In an interesting discussion of the emerging scientific view of dopamine function in the brain, Natalie Angier explains that notions of dopamine as the pleasure-reward transmitter are giving way to an understanding of dopamine involvement in salience-detection and motivation:
If you’ve ever had a problem with rodents and woken up to find that mice had chewed their way through the Cheerios, the Famous Amos, three packages of Ramen noodles, and even that carton of baker’s yeast you had bought in a fit of “Ladies of the Canyon” wistfulness, you will appreciate just how freakish is the strain of laboratory mouse that lacks all motivation to eat.
The mouse is physically capable of eating. It still likes the taste of food. Put a kibble in its mouth, and it will chew and swallow, all the while wriggling its nose in apparent rodent satisfaction.
Yet left on its own, the mouse will not rouse itself for dinner. The mere thought of walking across the cage and lifting food pellets from the bowl fills it with overwhelming apathy. What is the point, really, of all this ingesting and excreting? Why bother? Days pass, the mouse doesn’t eat, it hardly moves, and within a couple of weeks, it has starved itself to death.
This leads me to think about patients for whom the connection between pleasure/pain and motivation is so thoroughly severed that one is tempted to wonder about the possibility of neurological damage. I am by no stretch of the imagination a reductionist, but we do know that CNS injury sometimes results in impaired motivation. The drug addict who has been beating the crap out of the dopamine systems in his brain often ends up with diminished motivation. It doesn't seem unreasonable to think that years of stress and anxiety can
also result in the sort of damage that impairs motivation. Even with the most elaborate contingency cocktails, some patients remain passive observers of their own crumbling lives, unable to engage in the obvious simple acts that will reap rewards or avert suffering.

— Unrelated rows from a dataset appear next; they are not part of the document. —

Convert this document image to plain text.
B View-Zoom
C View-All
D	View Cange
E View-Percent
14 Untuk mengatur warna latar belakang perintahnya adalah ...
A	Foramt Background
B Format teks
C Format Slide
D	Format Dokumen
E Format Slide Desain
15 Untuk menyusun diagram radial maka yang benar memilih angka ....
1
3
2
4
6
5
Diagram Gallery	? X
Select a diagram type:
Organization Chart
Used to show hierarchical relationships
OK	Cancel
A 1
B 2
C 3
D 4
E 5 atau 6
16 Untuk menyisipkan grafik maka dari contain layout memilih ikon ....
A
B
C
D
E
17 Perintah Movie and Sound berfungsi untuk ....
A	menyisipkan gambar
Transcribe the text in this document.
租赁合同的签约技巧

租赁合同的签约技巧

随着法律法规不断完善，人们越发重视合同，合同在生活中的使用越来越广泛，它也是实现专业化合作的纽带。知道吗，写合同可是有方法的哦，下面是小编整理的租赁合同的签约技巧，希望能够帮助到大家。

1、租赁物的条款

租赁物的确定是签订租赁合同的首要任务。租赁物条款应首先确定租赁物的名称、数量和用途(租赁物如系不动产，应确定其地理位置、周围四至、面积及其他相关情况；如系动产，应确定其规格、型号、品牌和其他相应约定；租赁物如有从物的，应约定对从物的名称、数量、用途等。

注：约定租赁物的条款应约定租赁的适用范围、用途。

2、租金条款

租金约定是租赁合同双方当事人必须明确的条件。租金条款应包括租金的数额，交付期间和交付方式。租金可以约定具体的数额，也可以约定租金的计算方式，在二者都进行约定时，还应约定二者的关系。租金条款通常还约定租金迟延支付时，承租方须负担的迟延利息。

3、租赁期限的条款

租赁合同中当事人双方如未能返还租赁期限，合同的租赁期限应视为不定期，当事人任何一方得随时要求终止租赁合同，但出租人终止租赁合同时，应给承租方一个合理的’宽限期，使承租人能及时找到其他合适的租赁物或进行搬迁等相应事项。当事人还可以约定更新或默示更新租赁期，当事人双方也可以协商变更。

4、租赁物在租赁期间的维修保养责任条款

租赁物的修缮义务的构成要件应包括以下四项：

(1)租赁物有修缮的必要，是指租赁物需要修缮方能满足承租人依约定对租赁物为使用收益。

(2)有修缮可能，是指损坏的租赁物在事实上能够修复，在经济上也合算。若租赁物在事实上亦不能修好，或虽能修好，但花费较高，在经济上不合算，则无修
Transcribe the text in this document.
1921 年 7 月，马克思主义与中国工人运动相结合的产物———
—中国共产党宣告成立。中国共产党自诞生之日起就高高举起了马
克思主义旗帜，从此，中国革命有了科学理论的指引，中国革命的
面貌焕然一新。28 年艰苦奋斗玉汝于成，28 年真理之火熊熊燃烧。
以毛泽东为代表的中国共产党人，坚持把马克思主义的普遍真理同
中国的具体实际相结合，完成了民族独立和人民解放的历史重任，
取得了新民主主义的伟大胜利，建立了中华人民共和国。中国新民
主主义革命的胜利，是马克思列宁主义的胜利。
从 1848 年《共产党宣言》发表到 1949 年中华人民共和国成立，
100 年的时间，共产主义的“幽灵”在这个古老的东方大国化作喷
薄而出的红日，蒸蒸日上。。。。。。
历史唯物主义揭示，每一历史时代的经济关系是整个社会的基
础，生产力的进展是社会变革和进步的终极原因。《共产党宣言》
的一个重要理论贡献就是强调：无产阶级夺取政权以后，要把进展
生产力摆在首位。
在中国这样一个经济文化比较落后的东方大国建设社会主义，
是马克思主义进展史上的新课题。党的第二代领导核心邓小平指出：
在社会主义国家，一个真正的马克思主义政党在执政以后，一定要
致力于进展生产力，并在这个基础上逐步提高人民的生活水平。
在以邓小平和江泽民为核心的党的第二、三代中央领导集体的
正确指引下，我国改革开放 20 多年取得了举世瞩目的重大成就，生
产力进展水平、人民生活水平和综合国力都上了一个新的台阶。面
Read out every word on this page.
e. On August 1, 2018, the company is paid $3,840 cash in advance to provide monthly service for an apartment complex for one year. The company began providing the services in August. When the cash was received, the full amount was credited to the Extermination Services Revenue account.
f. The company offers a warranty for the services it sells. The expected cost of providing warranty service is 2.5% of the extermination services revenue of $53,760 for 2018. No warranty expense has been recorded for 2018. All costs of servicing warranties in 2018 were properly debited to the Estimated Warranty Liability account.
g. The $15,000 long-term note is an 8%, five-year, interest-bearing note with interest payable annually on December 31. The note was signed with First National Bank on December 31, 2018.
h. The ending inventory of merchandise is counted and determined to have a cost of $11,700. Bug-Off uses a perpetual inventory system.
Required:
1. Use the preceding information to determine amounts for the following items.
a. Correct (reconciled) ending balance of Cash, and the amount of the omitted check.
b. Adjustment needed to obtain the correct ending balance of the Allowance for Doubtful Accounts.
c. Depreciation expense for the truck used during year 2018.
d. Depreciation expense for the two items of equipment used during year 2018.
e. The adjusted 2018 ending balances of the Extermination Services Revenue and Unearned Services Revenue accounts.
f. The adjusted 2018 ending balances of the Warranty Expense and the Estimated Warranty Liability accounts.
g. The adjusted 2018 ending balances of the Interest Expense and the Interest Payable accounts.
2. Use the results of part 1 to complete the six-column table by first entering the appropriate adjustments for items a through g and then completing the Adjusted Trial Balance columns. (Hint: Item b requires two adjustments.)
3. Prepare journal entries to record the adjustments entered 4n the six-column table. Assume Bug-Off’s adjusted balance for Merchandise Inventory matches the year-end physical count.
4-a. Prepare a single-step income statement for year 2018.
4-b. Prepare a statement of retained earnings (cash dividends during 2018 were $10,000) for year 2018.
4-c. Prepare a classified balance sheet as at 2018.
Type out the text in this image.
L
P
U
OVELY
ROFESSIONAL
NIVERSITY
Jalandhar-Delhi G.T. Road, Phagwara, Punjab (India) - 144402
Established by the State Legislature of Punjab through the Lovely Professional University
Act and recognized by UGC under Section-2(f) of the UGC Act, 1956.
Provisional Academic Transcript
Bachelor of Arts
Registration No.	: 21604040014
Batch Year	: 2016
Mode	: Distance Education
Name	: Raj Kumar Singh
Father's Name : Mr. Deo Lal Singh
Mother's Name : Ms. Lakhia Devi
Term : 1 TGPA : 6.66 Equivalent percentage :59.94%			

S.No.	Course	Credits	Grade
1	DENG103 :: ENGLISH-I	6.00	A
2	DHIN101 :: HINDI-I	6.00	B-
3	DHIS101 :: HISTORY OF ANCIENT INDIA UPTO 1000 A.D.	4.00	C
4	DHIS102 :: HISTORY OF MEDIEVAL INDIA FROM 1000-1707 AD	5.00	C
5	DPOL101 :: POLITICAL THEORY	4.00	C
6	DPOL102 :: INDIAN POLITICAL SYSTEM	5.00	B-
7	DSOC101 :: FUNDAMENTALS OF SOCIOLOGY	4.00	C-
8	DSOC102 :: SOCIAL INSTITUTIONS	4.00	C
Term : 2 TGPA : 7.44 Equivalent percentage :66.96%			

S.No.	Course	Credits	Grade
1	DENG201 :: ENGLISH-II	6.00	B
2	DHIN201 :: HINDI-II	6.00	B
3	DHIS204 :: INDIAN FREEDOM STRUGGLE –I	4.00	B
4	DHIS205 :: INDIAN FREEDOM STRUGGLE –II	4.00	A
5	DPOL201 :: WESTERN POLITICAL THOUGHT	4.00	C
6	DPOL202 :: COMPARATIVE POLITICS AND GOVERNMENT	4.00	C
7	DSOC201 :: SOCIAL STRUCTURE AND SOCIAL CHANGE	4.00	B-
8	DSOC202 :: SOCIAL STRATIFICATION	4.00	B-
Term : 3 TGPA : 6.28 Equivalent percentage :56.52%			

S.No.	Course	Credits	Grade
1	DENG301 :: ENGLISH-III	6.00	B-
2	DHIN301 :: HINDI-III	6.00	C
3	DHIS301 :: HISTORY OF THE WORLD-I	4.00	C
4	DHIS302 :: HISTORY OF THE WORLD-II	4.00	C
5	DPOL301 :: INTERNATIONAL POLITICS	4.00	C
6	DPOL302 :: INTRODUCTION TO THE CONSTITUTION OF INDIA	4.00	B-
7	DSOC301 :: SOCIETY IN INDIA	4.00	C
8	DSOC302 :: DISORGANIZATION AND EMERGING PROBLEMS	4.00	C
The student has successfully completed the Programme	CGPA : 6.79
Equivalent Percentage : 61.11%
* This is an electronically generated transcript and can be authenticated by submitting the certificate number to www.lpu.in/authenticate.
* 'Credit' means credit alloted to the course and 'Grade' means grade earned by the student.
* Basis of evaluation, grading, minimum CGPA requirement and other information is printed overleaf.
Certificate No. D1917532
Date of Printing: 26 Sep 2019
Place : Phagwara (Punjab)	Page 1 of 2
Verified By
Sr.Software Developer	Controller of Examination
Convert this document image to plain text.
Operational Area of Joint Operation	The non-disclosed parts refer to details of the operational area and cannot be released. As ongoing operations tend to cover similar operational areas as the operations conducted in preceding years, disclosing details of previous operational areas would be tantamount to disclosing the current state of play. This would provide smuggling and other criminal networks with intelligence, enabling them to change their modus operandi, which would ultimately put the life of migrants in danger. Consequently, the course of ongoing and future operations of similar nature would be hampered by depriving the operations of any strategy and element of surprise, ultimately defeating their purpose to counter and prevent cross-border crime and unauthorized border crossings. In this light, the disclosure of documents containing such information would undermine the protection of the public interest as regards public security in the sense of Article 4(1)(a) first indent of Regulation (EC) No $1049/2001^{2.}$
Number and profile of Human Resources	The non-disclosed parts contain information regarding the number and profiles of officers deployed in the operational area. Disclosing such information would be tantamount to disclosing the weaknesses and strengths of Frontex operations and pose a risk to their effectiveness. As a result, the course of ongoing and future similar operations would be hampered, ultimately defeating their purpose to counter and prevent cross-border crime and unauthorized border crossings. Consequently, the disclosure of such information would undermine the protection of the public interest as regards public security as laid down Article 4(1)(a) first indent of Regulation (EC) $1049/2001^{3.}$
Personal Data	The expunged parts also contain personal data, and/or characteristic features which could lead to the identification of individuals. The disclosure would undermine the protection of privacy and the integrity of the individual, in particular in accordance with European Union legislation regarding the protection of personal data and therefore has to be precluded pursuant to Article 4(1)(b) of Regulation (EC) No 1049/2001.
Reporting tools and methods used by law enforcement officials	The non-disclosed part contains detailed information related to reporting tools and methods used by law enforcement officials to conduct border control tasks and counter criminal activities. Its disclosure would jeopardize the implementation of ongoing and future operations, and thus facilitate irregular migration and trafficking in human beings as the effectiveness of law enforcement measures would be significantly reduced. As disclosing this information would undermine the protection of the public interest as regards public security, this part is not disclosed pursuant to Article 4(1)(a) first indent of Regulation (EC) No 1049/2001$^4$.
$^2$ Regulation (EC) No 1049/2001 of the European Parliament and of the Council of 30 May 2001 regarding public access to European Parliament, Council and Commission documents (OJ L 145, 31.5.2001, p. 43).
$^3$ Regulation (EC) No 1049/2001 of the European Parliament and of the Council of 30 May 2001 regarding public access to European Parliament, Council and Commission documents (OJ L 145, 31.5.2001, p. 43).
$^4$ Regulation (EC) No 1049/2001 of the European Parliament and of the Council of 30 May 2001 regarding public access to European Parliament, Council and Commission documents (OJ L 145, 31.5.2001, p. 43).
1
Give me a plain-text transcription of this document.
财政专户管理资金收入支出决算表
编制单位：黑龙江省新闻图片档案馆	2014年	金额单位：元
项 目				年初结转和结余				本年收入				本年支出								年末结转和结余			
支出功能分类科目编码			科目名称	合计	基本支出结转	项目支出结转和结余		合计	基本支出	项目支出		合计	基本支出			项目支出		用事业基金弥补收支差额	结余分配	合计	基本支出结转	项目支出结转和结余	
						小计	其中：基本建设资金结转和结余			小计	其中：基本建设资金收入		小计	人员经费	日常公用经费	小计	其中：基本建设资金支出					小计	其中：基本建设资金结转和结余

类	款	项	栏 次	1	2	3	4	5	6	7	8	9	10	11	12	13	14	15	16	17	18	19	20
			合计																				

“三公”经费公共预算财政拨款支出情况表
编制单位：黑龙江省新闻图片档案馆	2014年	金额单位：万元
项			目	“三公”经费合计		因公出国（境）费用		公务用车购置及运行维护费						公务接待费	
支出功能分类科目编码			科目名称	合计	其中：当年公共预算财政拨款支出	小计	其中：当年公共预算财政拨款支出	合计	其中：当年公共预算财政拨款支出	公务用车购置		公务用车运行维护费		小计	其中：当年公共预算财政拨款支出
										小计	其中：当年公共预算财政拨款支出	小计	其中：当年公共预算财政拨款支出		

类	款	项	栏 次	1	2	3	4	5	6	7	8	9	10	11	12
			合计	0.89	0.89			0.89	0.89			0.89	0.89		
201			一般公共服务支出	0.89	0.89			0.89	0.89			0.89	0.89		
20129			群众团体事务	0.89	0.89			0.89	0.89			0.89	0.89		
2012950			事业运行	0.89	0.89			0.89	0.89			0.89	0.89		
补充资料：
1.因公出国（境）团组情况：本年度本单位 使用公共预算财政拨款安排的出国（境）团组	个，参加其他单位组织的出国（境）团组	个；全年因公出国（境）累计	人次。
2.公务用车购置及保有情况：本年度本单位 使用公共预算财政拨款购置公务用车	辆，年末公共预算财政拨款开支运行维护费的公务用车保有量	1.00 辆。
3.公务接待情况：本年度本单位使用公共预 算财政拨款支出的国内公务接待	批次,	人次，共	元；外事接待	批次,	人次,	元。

I'm not suggesting that lack of motivation is always or even typically the result of neurological impairment, but I do think it would be a bit thickheaded to deny that it might not be the case in some patients.
In recent years, more attention is being paid to dopaminergic antidepressants, but I don't expect that any miracles are waiting just around the corner. Psychotropic medications are blunt instruments and dopamine agonists can show wildly different effects from one person to the next. There are
multiple dopamine systems in the brain, so a drug that remedies
depletion in one critical system might simultaneously overdose another
critical system, leading to great variance in side-effect profiles. The same dopamine agonist that enhances learning in one patient can impair it in another. And then there is the infamous gambling side-effect. It has been reported that some patients who never gambled before behave like gaming addicts when they take anti-Parkinson's drugs, as if contingencies become so powerful that the patient is helplessly over-motivated by reward and punishment schedules.